The bank insider threat is on the rise. Patrick Romain, head of solutions in Barclays Information Security Group, calls it a “power threat” – obviously alluding to the power that criminals can exercise over them by threatening to disclose a secret that may harm their private life or job.

“You can imagine [someone] coming to one of our clients or one of our executives and saying, ‘I know a little bit more about you than you think. This may get you into trouble with your company or with your family. You may want to let me know your encryption codes. You may want to let me have your information’,” said Romain during a presentation held at the annual meeting of the English chapter of the Internet Society.

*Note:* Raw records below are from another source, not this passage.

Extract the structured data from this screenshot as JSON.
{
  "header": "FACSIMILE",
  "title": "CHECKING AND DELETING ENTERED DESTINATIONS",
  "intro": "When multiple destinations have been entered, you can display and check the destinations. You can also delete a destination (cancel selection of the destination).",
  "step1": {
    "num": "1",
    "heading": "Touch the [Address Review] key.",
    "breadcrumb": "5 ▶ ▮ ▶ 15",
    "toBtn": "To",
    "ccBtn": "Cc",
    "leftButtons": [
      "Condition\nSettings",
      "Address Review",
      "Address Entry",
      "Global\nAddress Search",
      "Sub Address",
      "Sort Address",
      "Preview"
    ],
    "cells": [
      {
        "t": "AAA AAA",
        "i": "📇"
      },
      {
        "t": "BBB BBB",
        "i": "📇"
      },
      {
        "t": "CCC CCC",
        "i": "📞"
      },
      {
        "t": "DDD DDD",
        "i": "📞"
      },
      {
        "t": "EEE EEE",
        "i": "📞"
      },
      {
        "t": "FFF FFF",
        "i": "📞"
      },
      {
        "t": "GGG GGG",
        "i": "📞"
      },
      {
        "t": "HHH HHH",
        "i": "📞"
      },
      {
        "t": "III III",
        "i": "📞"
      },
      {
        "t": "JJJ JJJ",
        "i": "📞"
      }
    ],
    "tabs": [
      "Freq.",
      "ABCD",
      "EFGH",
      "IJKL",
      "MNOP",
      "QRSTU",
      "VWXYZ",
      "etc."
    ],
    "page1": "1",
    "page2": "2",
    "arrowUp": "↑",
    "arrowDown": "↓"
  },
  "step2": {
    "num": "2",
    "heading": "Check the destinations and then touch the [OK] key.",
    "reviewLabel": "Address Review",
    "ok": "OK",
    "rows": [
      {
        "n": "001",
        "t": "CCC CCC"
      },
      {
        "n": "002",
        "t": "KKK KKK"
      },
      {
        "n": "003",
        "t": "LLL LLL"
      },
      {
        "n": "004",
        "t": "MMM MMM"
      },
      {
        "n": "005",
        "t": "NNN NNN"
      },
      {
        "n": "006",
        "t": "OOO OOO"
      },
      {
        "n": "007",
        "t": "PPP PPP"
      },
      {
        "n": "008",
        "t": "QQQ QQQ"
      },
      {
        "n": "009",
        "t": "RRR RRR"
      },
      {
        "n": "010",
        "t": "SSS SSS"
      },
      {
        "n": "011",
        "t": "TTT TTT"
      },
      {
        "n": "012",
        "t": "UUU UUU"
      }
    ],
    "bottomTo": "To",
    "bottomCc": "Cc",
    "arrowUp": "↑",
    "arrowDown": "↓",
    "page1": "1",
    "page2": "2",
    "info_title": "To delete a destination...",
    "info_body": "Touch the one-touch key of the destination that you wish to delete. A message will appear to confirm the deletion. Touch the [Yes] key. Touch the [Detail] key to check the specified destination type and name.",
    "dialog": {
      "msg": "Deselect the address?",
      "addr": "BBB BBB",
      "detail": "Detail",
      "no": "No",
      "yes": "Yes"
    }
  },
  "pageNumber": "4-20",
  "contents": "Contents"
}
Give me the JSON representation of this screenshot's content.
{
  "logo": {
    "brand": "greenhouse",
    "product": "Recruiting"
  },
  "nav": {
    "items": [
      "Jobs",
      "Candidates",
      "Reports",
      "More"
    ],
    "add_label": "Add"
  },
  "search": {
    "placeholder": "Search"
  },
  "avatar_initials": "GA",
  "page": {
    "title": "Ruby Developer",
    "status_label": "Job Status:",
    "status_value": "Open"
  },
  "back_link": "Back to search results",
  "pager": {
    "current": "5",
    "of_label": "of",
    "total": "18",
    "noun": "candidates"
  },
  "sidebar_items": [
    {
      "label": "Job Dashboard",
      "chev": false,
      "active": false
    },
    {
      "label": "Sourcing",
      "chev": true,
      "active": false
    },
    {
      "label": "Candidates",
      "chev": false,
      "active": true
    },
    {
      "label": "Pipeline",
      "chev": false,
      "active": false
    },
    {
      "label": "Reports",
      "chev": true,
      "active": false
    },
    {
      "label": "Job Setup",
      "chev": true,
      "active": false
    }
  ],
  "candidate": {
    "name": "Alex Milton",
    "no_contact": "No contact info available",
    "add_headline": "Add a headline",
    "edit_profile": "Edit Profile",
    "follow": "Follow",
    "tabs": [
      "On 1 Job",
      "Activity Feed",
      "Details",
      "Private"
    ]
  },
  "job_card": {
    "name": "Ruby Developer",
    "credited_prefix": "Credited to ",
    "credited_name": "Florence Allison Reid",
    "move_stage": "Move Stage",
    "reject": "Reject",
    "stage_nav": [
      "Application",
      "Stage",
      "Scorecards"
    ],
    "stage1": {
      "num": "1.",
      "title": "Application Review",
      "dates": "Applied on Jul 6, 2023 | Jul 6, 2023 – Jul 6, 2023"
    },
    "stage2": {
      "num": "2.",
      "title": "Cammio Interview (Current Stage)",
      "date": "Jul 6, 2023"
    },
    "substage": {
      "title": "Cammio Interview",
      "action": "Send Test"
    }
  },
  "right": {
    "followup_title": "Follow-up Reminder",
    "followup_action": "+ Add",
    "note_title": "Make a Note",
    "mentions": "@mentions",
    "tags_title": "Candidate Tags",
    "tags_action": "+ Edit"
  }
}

According to Computer Weekly, he used a incident that happened last year at the Barclays bank as an example for explaining the insider threat to the assembled members, but he subsequently denied that the example was real and insisted it was only hypothetical.

It is understandable why he would want to keep such an incident secret from the larger public – financial institutions depend on their customers’ trust. Whether it was really hypothetical or not, the example shows how money can be easily laundered through a bank when there is an insider that facilitates the procedure and allays suspicions that may arise.

In this instance, an insider was working with an outsider who was opening accounts on various continents in the name of young professionals who were told this was required of them to get a job at this particular start-up company. The outsider would then transfer money into these accounts and direct them to transfer it to Canada. “Classic money laundering,” said Romain. Whether the insider was threatened to cooperate or did it of his own volition, he didn’t say.

This outsider was traveling and doing business around the globe, so when Barclays mounted an operation to catch all of these thieves, they had to follow the laws of many countries and use the services of various fraud investigators. In the process, they found out the amazing differences between the various national laws, and came to the conclusion that prosecuting people who commit these essentially borderless crimes is going to be hard until all countries decide to act together.